The statue was pulled down during a Black Lives Matter march in June 2020.
Users do not need an app and can scan a QR code to see the various designs.
The art installation was developed by the creative team at the Cargo Movement, including film maker Charles Golding and Bristol poet Lawrence Hoo. They worked with technology partners Apache to bring the concept to life.
It aims to help "to better represent and celebrate the rich and diverse culture within the city".
Director and film-maker Charles Golding, who has been leading the project, said it had been "a great process" working with people who had submitted ideas.

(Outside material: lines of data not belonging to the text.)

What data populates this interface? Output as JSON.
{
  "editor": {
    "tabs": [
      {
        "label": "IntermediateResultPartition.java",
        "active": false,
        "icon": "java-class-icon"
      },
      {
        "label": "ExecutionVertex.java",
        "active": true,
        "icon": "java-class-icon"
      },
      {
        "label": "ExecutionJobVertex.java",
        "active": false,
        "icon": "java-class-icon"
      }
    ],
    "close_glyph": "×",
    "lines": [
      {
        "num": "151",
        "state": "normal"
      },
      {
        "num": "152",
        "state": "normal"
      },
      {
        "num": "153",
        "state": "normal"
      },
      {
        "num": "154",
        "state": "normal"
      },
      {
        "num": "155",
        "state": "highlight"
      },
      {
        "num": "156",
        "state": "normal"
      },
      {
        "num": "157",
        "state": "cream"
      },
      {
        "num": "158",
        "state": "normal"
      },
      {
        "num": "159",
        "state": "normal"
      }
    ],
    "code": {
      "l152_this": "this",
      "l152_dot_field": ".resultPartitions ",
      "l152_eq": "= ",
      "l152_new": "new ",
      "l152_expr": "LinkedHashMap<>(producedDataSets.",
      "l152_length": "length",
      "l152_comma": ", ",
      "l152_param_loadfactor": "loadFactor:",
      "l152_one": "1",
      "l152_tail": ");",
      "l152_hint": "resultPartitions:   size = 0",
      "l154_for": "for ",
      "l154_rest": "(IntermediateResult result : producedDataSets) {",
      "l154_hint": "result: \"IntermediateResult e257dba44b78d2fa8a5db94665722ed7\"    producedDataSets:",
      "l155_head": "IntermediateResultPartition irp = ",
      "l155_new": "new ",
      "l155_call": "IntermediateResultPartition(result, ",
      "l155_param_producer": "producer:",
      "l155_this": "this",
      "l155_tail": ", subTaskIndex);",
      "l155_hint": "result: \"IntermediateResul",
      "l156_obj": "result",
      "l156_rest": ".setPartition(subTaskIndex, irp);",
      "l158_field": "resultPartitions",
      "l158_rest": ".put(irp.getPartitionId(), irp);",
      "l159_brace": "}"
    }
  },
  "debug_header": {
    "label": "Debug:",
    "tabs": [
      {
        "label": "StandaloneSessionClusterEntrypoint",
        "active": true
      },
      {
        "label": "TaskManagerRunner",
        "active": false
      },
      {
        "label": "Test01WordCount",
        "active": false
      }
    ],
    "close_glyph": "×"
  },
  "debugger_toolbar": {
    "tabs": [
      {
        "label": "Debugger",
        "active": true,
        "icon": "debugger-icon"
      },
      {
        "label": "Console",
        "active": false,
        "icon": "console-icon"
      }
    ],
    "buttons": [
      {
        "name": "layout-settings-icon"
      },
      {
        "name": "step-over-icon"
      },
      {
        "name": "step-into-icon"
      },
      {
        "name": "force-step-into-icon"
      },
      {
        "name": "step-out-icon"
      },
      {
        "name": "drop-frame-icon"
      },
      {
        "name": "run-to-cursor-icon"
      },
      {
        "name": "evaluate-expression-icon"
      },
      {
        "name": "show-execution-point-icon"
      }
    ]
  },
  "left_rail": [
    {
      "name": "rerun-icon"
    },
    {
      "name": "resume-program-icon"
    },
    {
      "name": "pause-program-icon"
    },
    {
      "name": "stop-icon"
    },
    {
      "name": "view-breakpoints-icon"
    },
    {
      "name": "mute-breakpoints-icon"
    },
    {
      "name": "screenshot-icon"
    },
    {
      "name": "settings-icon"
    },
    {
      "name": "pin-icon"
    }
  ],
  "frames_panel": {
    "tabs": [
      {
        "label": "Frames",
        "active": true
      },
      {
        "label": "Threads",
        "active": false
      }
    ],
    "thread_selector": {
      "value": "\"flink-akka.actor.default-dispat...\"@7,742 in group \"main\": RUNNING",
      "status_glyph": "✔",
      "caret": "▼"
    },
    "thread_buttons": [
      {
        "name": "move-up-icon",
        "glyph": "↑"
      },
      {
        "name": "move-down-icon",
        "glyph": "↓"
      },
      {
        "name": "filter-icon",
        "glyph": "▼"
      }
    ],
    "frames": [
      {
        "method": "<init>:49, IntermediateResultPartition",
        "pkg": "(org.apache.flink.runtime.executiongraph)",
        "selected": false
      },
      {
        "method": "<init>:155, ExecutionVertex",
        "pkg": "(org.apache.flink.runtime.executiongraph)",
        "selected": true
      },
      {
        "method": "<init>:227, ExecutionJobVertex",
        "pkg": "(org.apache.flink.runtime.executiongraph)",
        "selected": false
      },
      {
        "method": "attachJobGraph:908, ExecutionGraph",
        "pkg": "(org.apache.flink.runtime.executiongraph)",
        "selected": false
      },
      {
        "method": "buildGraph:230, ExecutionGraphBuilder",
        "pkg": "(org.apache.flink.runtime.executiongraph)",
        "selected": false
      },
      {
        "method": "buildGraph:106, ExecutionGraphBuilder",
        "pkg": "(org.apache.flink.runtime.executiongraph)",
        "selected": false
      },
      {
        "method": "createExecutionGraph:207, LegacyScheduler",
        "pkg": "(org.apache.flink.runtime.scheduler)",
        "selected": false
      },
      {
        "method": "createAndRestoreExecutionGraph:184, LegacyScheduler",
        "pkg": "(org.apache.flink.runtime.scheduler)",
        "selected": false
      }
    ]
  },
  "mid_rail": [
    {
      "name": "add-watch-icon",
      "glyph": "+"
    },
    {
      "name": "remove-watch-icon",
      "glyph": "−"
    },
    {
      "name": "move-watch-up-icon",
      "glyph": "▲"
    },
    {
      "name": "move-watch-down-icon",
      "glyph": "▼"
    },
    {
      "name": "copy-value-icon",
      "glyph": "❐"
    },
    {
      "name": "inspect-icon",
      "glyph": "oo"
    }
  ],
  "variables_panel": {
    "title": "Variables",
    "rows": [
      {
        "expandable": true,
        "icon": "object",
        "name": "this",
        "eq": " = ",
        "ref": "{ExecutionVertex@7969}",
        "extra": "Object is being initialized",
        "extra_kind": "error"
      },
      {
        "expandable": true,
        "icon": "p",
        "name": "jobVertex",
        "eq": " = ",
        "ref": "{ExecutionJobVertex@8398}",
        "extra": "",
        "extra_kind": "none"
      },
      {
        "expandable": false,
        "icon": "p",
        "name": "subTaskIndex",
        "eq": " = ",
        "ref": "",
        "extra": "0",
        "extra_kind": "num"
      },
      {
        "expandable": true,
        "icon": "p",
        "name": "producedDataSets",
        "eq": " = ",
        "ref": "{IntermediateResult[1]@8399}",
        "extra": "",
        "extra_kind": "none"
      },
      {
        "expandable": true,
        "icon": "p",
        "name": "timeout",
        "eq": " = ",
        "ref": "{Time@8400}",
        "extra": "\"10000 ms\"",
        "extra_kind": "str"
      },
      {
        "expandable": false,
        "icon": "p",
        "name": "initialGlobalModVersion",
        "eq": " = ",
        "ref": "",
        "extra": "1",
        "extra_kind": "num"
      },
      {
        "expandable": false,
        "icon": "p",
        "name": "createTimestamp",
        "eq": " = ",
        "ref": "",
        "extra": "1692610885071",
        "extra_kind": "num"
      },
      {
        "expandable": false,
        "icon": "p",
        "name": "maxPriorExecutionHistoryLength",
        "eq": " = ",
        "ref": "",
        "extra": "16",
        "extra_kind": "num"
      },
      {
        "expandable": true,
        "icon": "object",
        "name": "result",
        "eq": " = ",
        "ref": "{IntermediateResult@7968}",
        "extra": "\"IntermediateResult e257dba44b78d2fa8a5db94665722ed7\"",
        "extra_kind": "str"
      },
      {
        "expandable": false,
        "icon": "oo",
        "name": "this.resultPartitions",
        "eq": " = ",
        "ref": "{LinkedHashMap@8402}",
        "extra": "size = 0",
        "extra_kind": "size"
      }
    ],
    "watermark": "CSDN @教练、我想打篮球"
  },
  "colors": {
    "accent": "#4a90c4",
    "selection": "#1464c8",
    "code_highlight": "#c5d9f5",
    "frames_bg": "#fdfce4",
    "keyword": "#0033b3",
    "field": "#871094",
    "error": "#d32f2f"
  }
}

Users do not need an app to see the AR ideas and, while they appear on the plinth if users are stood there, the designs can be accessed anywhere on a smart phone.
Hundreds of submissions
More than 400 different ideas have been suggested by people of all ages including many school pupils who have used the project as a way of looking at the history of Bristol.
"We had one envelope that was 4cm thick, full of ideas just from one school. It was incredible," said Mr Golding.
"It's kids, untainted by political bias with such a range of ideas - everything from Harry Potter to bunches of flowers," he said.
The team now plans to collaborate with several of the schools that have submitted ideas.
The statue of Edward Colston was toppled on June 7 2020 during a Black Lives Matter demonstration.
It is now on display as part of an exhibition at the city's M Shed museum.
Since the statue was pulled down, many public references to Edward Colston have been removed from Bristol.
But the People's Platform team said it had received proposals to put the statue of Edward Colston back.
Mr Golding said they were considering adding a virtual Colston to the choice of visualisations available.
"It's about getting the temperature of the Bristol public, it's all part of the conversation," he said.